Wir sind also gut beraten, die Wissenschaft selbst, und zwar in Gestalt der jeweils betroffenen Fachwissenschaft, als Subjekt ethischer Selbstverständigung in den Blick zu nehmen. Es führt deshalb in die Irre, wenn man den gegenwärtig von ethischen Herausforderungen besonders betroffenen Wissenschaften mit einer generellen Hermeneutik des Verdachts begegnet und ihnen die Bereitschaft zu ethischer Selbstbegrenzung von vornherein abspricht. Doch es ist offenkundig, dass die Einhaltung solcher selbst gesetzter Grenzen unter den Bedingungen resultathaft organisierter Forschung besonders schwer ist. Die Einbindung der Wissenschaft in einen globalisierten Wettbewerb richtet für die individuelle ethische Rechenschaft große Hürden auf. Deshalb brauchen die einzelnen Wissenschaften und die einzelnen Wissenschaftlerinnen und Wissenschaftler zugleich auch verabredete und institutionalisierte Grenzziehungen.

Forschung ohne Fesseln, wie man dann und wann polemisch zugespitzt hört, ist deshalb, für sich genommen, eine gefährliche Losung. Genauso wäre freilich auch Forschung ohne Freiheit eine gefährliche Losung. Wie alles menschliche Handeln so muss es sich auch die Forschung gefallen lassen, dass ihr von außen Grenzen gesetzt und damit, wenn man es so nennen will, Fesseln angelegt werden.
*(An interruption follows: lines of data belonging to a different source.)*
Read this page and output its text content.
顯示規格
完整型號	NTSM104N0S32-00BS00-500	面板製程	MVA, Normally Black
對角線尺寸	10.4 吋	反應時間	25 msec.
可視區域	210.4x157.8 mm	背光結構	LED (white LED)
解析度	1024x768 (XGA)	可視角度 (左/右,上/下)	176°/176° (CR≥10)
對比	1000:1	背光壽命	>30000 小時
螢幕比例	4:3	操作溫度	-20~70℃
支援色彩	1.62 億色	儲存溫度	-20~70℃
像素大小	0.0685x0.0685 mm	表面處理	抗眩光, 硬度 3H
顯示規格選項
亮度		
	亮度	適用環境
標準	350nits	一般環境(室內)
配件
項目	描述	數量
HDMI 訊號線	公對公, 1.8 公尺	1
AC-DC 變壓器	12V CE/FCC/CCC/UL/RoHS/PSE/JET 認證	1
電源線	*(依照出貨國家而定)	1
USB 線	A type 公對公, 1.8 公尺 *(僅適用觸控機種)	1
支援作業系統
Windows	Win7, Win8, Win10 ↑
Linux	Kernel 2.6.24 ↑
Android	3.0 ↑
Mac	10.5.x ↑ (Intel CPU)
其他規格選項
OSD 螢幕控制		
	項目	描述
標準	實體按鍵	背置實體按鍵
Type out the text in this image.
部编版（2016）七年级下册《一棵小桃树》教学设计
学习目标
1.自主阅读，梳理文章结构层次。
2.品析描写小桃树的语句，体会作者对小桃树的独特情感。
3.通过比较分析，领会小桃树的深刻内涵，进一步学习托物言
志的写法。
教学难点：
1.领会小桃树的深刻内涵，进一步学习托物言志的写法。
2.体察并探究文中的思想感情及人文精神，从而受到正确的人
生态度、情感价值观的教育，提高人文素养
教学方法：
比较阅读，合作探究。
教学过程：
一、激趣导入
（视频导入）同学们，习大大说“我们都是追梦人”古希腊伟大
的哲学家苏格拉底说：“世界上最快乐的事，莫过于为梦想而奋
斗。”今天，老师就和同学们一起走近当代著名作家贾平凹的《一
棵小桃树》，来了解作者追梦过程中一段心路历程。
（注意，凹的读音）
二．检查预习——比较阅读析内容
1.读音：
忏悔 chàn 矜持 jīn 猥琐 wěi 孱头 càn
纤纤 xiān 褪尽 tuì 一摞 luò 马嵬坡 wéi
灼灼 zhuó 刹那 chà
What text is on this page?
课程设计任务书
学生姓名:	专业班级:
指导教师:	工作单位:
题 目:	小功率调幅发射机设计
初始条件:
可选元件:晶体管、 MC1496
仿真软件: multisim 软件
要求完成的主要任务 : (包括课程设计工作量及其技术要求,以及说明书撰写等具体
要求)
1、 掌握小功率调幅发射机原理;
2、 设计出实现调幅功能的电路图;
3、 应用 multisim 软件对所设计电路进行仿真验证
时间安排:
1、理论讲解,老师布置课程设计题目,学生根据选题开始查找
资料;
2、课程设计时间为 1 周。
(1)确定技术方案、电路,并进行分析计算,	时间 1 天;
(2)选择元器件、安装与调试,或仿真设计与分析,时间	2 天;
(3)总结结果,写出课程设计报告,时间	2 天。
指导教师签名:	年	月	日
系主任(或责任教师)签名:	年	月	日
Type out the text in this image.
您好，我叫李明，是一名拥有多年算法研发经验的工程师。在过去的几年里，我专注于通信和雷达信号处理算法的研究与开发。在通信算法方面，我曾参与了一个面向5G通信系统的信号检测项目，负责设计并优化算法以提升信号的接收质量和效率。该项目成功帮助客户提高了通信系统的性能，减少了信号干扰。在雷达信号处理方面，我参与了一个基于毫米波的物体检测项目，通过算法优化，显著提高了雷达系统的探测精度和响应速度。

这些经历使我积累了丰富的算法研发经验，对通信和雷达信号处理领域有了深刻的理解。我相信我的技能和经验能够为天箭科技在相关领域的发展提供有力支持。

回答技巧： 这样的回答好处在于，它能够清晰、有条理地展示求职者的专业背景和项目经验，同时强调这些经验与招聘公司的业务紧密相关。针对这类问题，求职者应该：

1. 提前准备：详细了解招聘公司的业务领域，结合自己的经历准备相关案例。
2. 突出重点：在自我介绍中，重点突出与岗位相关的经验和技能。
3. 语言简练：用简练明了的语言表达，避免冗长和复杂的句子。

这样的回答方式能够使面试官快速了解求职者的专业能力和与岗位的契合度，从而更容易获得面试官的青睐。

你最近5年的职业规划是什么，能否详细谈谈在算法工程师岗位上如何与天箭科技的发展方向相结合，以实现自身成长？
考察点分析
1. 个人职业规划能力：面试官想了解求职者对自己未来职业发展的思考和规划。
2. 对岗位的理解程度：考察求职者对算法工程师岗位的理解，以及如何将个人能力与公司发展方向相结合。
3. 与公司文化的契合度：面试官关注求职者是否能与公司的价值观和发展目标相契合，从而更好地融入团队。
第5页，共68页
Auch sie sollten, so weit das möglich ist, in der Wissenschaft selbst diskutiert und von ihr selbst festgelegt werden. Deshalb gebührt den Formen wissenschaftlicher Selbstkontrolle und ethischer Diskussion in den Wissenschaften – auch so weit sie über die einzelne Wissenschaft hinausgehen – eine hohe Priorität. Die universitas litterarum gewinnt in diesem Zusammenhang eine neue Bedeutung. Dass eine Universität über die Expertise für eine solche Diskussion verfügt, ist ein hohes Gut. Für eine solche Diskussion ist nicht nur naturwissenschaftliche, sondern ebenso auch sozialwissenschaftliche Kompetenz in einer Universität von Nöten. Der ethische Beitrag aus Theologie und Philosophie ist genauso erforderlich wie die Sachkunde der unmittelbar betroffenen Lebenswissenschaften oder die bessere Förderung der Wissenschaftsgeschichte, die als das ethische Gedächtnis der Wissenschaften eine besondere Funktion hat.

Forschung selbst ist als hohes ethisches Gut, ja als Auftrag an den Menschen anzusehen. Aber es sollte auf keinen Fall dahin kommen, dass Ethik nur benutzt wird, um dem, was man ohnehin tun will, eine zusätzliche Legitimität zu verleihen. Vielmehr sollte die Ehre von Wissenschaftlern nicht zuletzt darin liegen, dass sie die Wirklichkeit kritisch betrachten – ihr eigenes Tun eingeschlossen. Dass Sie den Doktortitel, den Ihnen die Universität Tübingen verliehen hat, stets auch als Verpflichtung zur kritischen Selbstprüfung verstehen, ist an diesem Tag mein herzlicher Wunsch.